A Shiny app for plotting road race results
because you usually know only who won and how well you did
Gabi Huiber
consultant
The data
- Four years (2011-2014) of results from The Running of the Bulls 8K road race.
- This is a yearly race organized by The Bull City Running Company. It has a great course through beautiful downtown Durham, NC, and it attracts runners of all shapes and ages.
- Years 2011-2013 are available as pdf here. The Free PDF to Text Converter will turn them to text, but it's not perfect. I had to do some extra munging by hand in Vim before my text files were ready for
read.table().
- The results for 2014 are available here, and
XML::readHTMLTable() makes quick work of them.
- My Shiny app comes with a
bulls.rda file that holds the final product of doing all the work described above: a bulls data frame that combines years 2011-2014.
Some questions you might ask
- Is there a peak age group at which paces are faster on average?
- Is the variance in the paces smaller at this peak age group?
- What's the distribution of age groups? The gender split? Age groups by gender?
- Do men run faster than women on average?

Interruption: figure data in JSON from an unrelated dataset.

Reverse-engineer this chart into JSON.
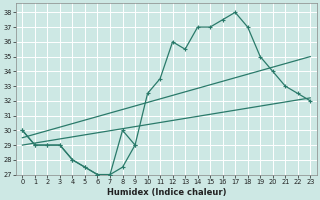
{
  "xlabel": "Humidex (Indice chaleur)",
  "bg_color": "#cde8e4",
  "grid_color": "#ffffff",
  "line_color": "#2a7a6a",
  "xlim": [
    -0.5,
    23.5
  ],
  "ylim": [
    27,
    38.6
  ],
  "yticks": [
    27,
    28,
    29,
    30,
    31,
    32,
    33,
    34,
    35,
    36,
    37,
    38
  ],
  "xticks": [
    0,
    1,
    2,
    3,
    4,
    5,
    6,
    7,
    8,
    9,
    10,
    11,
    12,
    13,
    14,
    15,
    16,
    17,
    18,
    19,
    20,
    21,
    22,
    23
  ],
  "main_x": [
    0,
    1,
    2,
    3,
    4,
    5,
    6,
    7,
    8,
    9,
    10,
    11,
    12,
    13,
    14,
    15,
    16,
    17,
    18,
    19,
    20,
    21,
    22,
    23
  ],
  "main_y": [
    30,
    29,
    29,
    29,
    28,
    27.5,
    27,
    27,
    30,
    29,
    32.5,
    33.5,
    36,
    35.5,
    37,
    37,
    37.5,
    38,
    37,
    35,
    34,
    33,
    32.5,
    32
  ],
  "low_x": [
    0,
    1,
    2,
    3,
    4,
    5,
    6,
    7,
    8,
    9
  ],
  "low_y": [
    30,
    29,
    29,
    29,
    28,
    27.5,
    27,
    27,
    27.5,
    29
  ],
  "line1_x": [
    0,
    23
  ],
  "line1_y": [
    29.5,
    35.0
  ],
  "line2_x": [
    0,
    23
  ],
  "line2_y": [
    29.0,
    32.2
  ]
}
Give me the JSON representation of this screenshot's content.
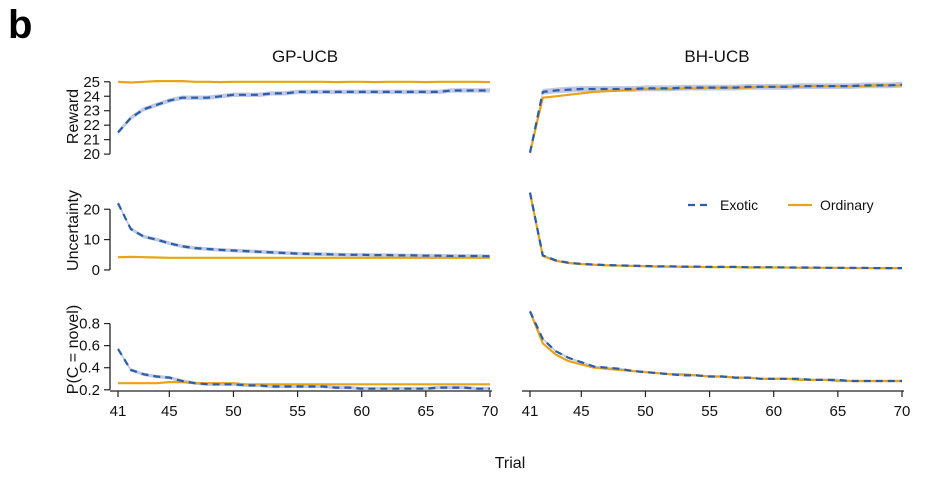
{
  "panel_label": "b",
  "chart_data": {
    "type": "line",
    "xlabel": "Trial",
    "x_ticks": [
      41,
      45,
      50,
      55,
      60,
      65,
      70
    ],
    "xlim": [
      41,
      70
    ],
    "x": [
      41,
      42,
      43,
      44,
      45,
      46,
      47,
      48,
      49,
      50,
      51,
      52,
      53,
      54,
      55,
      56,
      57,
      58,
      59,
      60,
      61,
      62,
      63,
      64,
      65,
      66,
      67,
      68,
      69,
      70
    ],
    "facets": [
      "GP-UCB",
      "BH-UCB"
    ],
    "legend": {
      "placement": "inside middle-right panel",
      "entries": [
        {
          "name": "Exotic",
          "color": "#2B5DA8",
          "style": "dashed"
        },
        {
          "name": "Ordinary",
          "color": "#E8A317",
          "style": "solid"
        }
      ]
    },
    "band_color": "#B4BEE0",
    "rows": [
      {
        "ylabel": "Reward",
        "ylim": [
          19.8,
          25.4
        ],
        "yticks": [
          20,
          21,
          22,
          23,
          24,
          25
        ],
        "panels": [
          {
            "facet": "GP-UCB",
            "series": [
              {
                "name": "Exotic",
                "band": 0.15,
                "values": [
                  21.5,
                  22.5,
                  23.1,
                  23.4,
                  23.7,
                  23.9,
                  23.9,
                  23.9,
                  24.0,
                  24.1,
                  24.1,
                  24.1,
                  24.2,
                  24.2,
                  24.3,
                  24.3,
                  24.3,
                  24.3,
                  24.3,
                  24.3,
                  24.3,
                  24.3,
                  24.3,
                  24.3,
                  24.3,
                  24.3,
                  24.4,
                  24.4,
                  24.4,
                  24.4
                ]
              },
              {
                "name": "Ordinary",
                "values": [
                  25.0,
                  24.95,
                  25.0,
                  25.05,
                  25.05,
                  25.05,
                  25.0,
                  25.0,
                  24.98,
                  25.0,
                  25.0,
                  25.0,
                  25.0,
                  25.0,
                  25.0,
                  25.0,
                  25.0,
                  24.98,
                  25.0,
                  25.0,
                  24.98,
                  25.0,
                  25.0,
                  25.0,
                  24.98,
                  25.0,
                  25.0,
                  25.0,
                  25.0,
                  24.98
                ]
              }
            ]
          },
          {
            "facet": "BH-UCB",
            "series": [
              {
                "name": "Exotic",
                "band": 0.2,
                "values": [
                  20.1,
                  24.3,
                  24.4,
                  24.45,
                  24.5,
                  24.5,
                  24.5,
                  24.5,
                  24.5,
                  24.55,
                  24.55,
                  24.55,
                  24.6,
                  24.6,
                  24.6,
                  24.6,
                  24.6,
                  24.65,
                  24.65,
                  24.65,
                  24.65,
                  24.7,
                  24.7,
                  24.7,
                  24.7,
                  24.7,
                  24.75,
                  24.75,
                  24.75,
                  24.8
                ]
              },
              {
                "name": "Ordinary",
                "values": [
                  20.1,
                  23.9,
                  24.0,
                  24.1,
                  24.2,
                  24.3,
                  24.35,
                  24.4,
                  24.45,
                  24.5,
                  24.5,
                  24.5,
                  24.55,
                  24.55,
                  24.6,
                  24.6,
                  24.6,
                  24.6,
                  24.65,
                  24.65,
                  24.65,
                  24.65,
                  24.7,
                  24.7,
                  24.7,
                  24.7,
                  24.7,
                  24.75,
                  24.75,
                  24.75
                ]
              }
            ]
          }
        ]
      },
      {
        "ylabel": "Uncertainty",
        "ylim": [
          -1,
          27
        ],
        "yticks": [
          0,
          10,
          20
        ],
        "panels": [
          {
            "facet": "GP-UCB",
            "series": [
              {
                "name": "Exotic",
                "band": 0.6,
                "values": [
                  22.0,
                  13.5,
                  11.0,
                  10.0,
                  8.8,
                  7.8,
                  7.2,
                  6.9,
                  6.6,
                  6.4,
                  6.2,
                  6.0,
                  5.8,
                  5.6,
                  5.4,
                  5.3,
                  5.2,
                  5.1,
                  5.0,
                  5.0,
                  4.9,
                  4.9,
                  4.8,
                  4.8,
                  4.7,
                  4.7,
                  4.6,
                  4.6,
                  4.6,
                  4.5
                ]
              },
              {
                "name": "Ordinary",
                "values": [
                  4.2,
                  4.3,
                  4.2,
                  4.1,
                  4.0,
                  4.0,
                  4.0,
                  4.0,
                  4.0,
                  4.0,
                  4.0,
                  4.0,
                  4.0,
                  4.0,
                  4.0,
                  4.0,
                  4.0,
                  4.0,
                  4.0,
                  4.0,
                  4.0,
                  4.0,
                  4.0,
                  4.0,
                  4.0,
                  4.0,
                  4.0,
                  4.0,
                  4.0,
                  4.0
                ]
              }
            ]
          },
          {
            "facet": "BH-UCB",
            "series": [
              {
                "name": "Exotic",
                "band": 0.3,
                "values": [
                  25.5,
                  4.8,
                  3.2,
                  2.4,
                  2.0,
                  1.8,
                  1.6,
                  1.5,
                  1.4,
                  1.3,
                  1.2,
                  1.2,
                  1.1,
                  1.1,
                  1.0,
                  1.0,
                  1.0,
                  0.9,
                  0.9,
                  0.9,
                  0.8,
                  0.8,
                  0.8,
                  0.7,
                  0.7,
                  0.7,
                  0.7,
                  0.6,
                  0.6,
                  0.6
                ]
              },
              {
                "name": "Ordinary",
                "values": [
                  25.5,
                  4.6,
                  3.0,
                  2.3,
                  1.9,
                  1.7,
                  1.5,
                  1.4,
                  1.3,
                  1.2,
                  1.1,
                  1.1,
                  1.0,
                  1.0,
                  0.9,
                  0.9,
                  0.9,
                  0.8,
                  0.8,
                  0.8,
                  0.8,
                  0.7,
                  0.7,
                  0.7,
                  0.7,
                  0.6,
                  0.6,
                  0.6,
                  0.6,
                  0.6
                ]
              }
            ]
          }
        ]
      },
      {
        "ylabel": "P(C = novel)",
        "ylim": [
          0.18,
          0.95
        ],
        "yticks": [
          0.2,
          0.4,
          0.6,
          0.8
        ],
        "panels": [
          {
            "facet": "GP-UCB",
            "series": [
              {
                "name": "Exotic",
                "band": 0.015,
                "values": [
                  0.57,
                  0.38,
                  0.34,
                  0.32,
                  0.31,
                  0.28,
                  0.26,
                  0.25,
                  0.25,
                  0.25,
                  0.24,
                  0.24,
                  0.23,
                  0.23,
                  0.23,
                  0.23,
                  0.23,
                  0.22,
                  0.22,
                  0.21,
                  0.21,
                  0.21,
                  0.21,
                  0.21,
                  0.21,
                  0.22,
                  0.22,
                  0.22,
                  0.21,
                  0.21
                ]
              },
              {
                "name": "Ordinary",
                "values": [
                  0.26,
                  0.26,
                  0.26,
                  0.26,
                  0.27,
                  0.27,
                  0.26,
                  0.26,
                  0.26,
                  0.26,
                  0.25,
                  0.25,
                  0.25,
                  0.25,
                  0.25,
                  0.25,
                  0.25,
                  0.25,
                  0.25,
                  0.25,
                  0.25,
                  0.25,
                  0.25,
                  0.25,
                  0.25,
                  0.25,
                  0.25,
                  0.25,
                  0.25,
                  0.25
                ]
              }
            ]
          },
          {
            "facet": "BH-UCB",
            "series": [
              {
                "name": "Exotic",
                "band": 0.01,
                "values": [
                  0.91,
                  0.66,
                  0.55,
                  0.49,
                  0.45,
                  0.41,
                  0.4,
                  0.39,
                  0.37,
                  0.36,
                  0.35,
                  0.34,
                  0.33,
                  0.33,
                  0.32,
                  0.32,
                  0.31,
                  0.31,
                  0.3,
                  0.3,
                  0.3,
                  0.3,
                  0.29,
                  0.29,
                  0.29,
                  0.28,
                  0.28,
                  0.28,
                  0.28,
                  0.28
                ]
              },
              {
                "name": "Ordinary",
                "values": [
                  0.91,
                  0.62,
                  0.52,
                  0.46,
                  0.43,
                  0.4,
                  0.39,
                  0.38,
                  0.37,
                  0.36,
                  0.35,
                  0.34,
                  0.34,
                  0.33,
                  0.32,
                  0.32,
                  0.31,
                  0.31,
                  0.3,
                  0.3,
                  0.3,
                  0.29,
                  0.29,
                  0.29,
                  0.28,
                  0.28,
                  0.28,
                  0.28,
                  0.28,
                  0.28
                ]
              }
            ]
          }
        ]
      }
    ]
  }
}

And if this is so on average, to what extent do the distributions of paces overlap between men and women?
The app (wait for it)
Why write a web app when a static plot will do?
- When one plot will do, don't write a web app. It's not worth it.
- But static plots have a way of multiplying: there's always another way to subset the data, or variable to look at, with the appropriate plot style changing accordingly.
- A web app eliminates the clutter by rendering only the pictures that people care about, on demand.
- Interactive plots are better than static ones at engaging the audience, I expect.
- The fixed cost of writing a web app makes you think about your options carefully (you don't want too many checkboxes) without necessarily limiting them (static plots that you might leave out of a slide deck that's getting a bit too leafy can be a radio button away).